An important caveat is necessary to contextualize these results. Just as the CPS data understates distributed benefits, the IRS data may overstate the numbers. The Unemployment Insurance program has battled identity theft and false payments during the COVID era. Notably, the employment and training administration of the Ministry of Labor assessed that there was an abusive payment rate of 18.7%.

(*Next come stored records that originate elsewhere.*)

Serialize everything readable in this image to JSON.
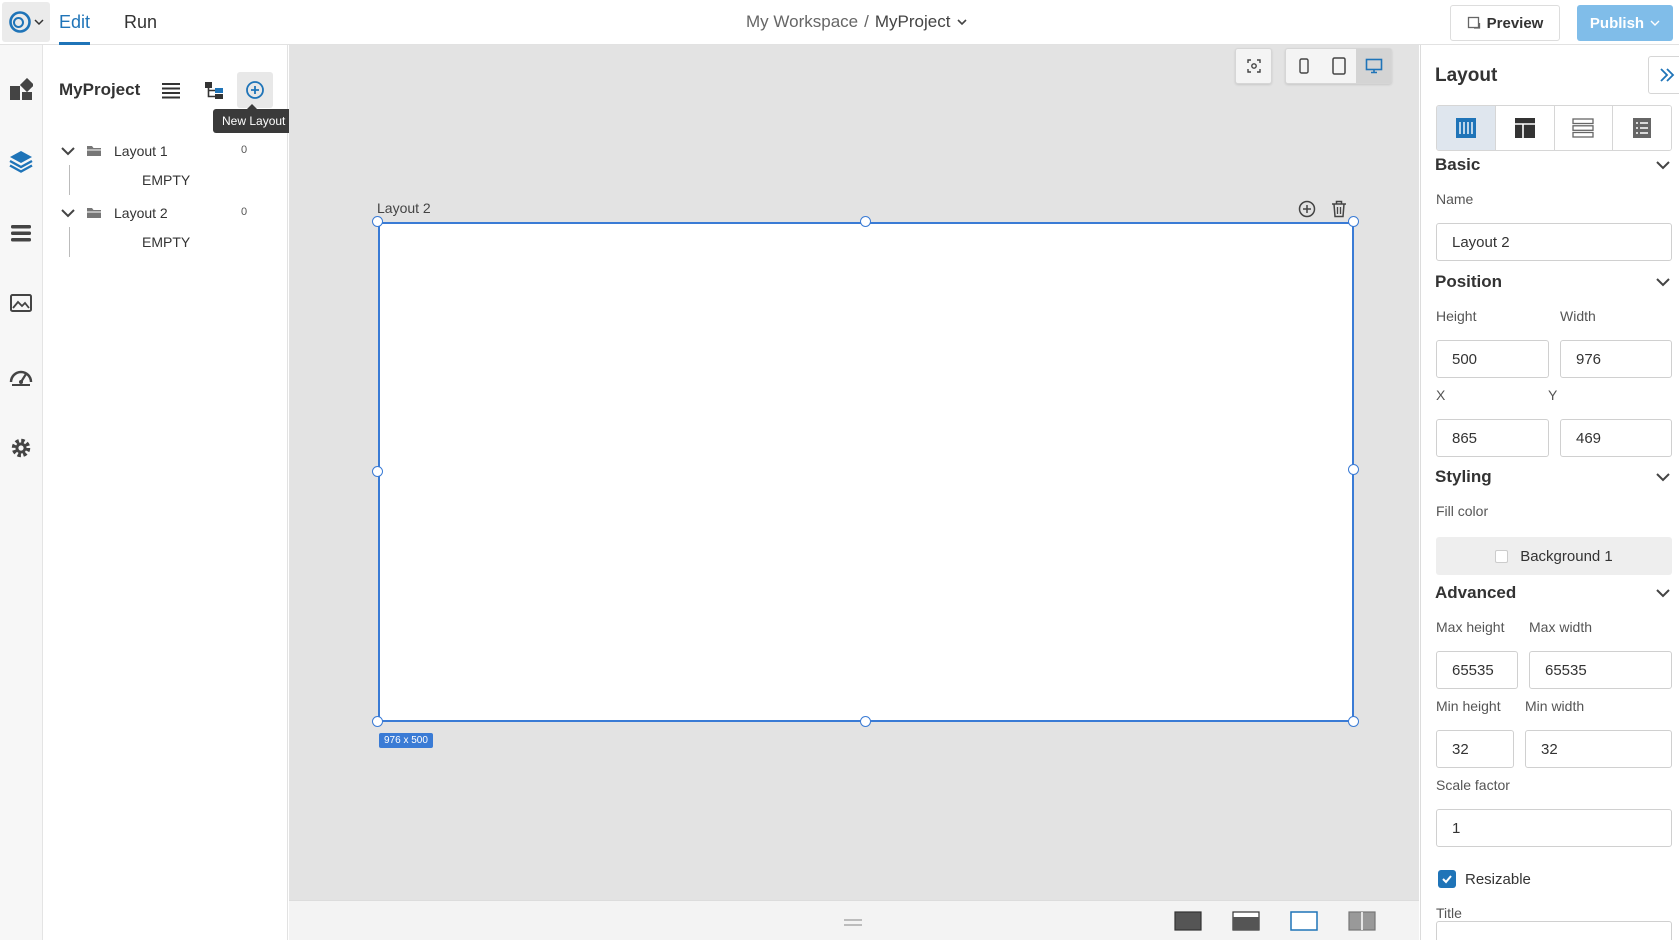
{
  "header": {
    "mode_tabs": [
      "Edit",
      "Run"
    ],
    "breadcrumb": {
      "workspace": "My Workspace",
      "separator": "/",
      "project": "MyProject"
    },
    "preview_label": "Preview",
    "publish_label": "Publish"
  },
  "project_panel": {
    "title": "MyProject",
    "tooltip": "New Layout",
    "tree": [
      {
        "label": "Layout 1",
        "count": "0",
        "child": "EMPTY"
      },
      {
        "label": "Layout 2",
        "count": "0",
        "child": "EMPTY"
      }
    ]
  },
  "canvas": {
    "layout_label": "Layout 2",
    "size_badge": "976 x 500"
  },
  "properties": {
    "title": "Layout",
    "basic": {
      "heading": "Basic",
      "name_label": "Name",
      "name_value": "Layout 2"
    },
    "position": {
      "heading": "Position",
      "height_label": "Height",
      "height_value": "500",
      "width_label": "Width",
      "width_value": "976",
      "x_label": "X",
      "x_value": "865",
      "y_label": "Y",
      "y_value": "469"
    },
    "styling": {
      "heading": "Styling",
      "fill_label": "Fill color",
      "fill_value": "Background 1"
    },
    "advanced": {
      "heading": "Advanced",
      "max_height_label": "Max height",
      "max_height_value": "65535",
      "max_width_label": "Max width",
      "max_width_value": "65535",
      "min_height_label": "Min height",
      "min_height_value": "32",
      "min_width_label": "Min width",
      "min_width_value": "32",
      "scale_label": "Scale factor",
      "scale_value": "1",
      "resizable_label": "Resizable",
      "title_label": "Title"
    }
  },
  "colors": {
    "accent": "#1f74b8",
    "selection": "#3a7bd5",
    "publish_bg": "#80bde9",
    "canvas_bg": "#e3e3e3"
  }
}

Including this mispayment rate in the adjusted IRS calculations lowers the total poverty reduction to 9.3 million people in 2020 (originally 11.4) and five million in 2021 (originally 6.2). Yet under these conditions, levels of poverty reduction through unemployment benefits would still be 83% higher than census estimates. Even if you assume that false payments went to one of the three declared beneficiaries, the anti-poverty effects of unemployment insurance would still be 50% greater than the official figures indicate.
The take-out sale
Misleading data estimates can have significant effects on people’s perceptions and, eventually, political decisions. To date, political organizations and the media have taken the census figures at face value. These misconceptions risk entrenching an inaccurate portrait of the anti-poverty impact of unemployment insurance as a consensus. Reducing the real impact of unemployment programs by more than half may then lead policymakers to underestimate the importance of unemployment insurance reform on the list of legislative priorities. This does the workers a disservice. In the interest of defending future expansions, it is essential that we get these measurements correct in the future.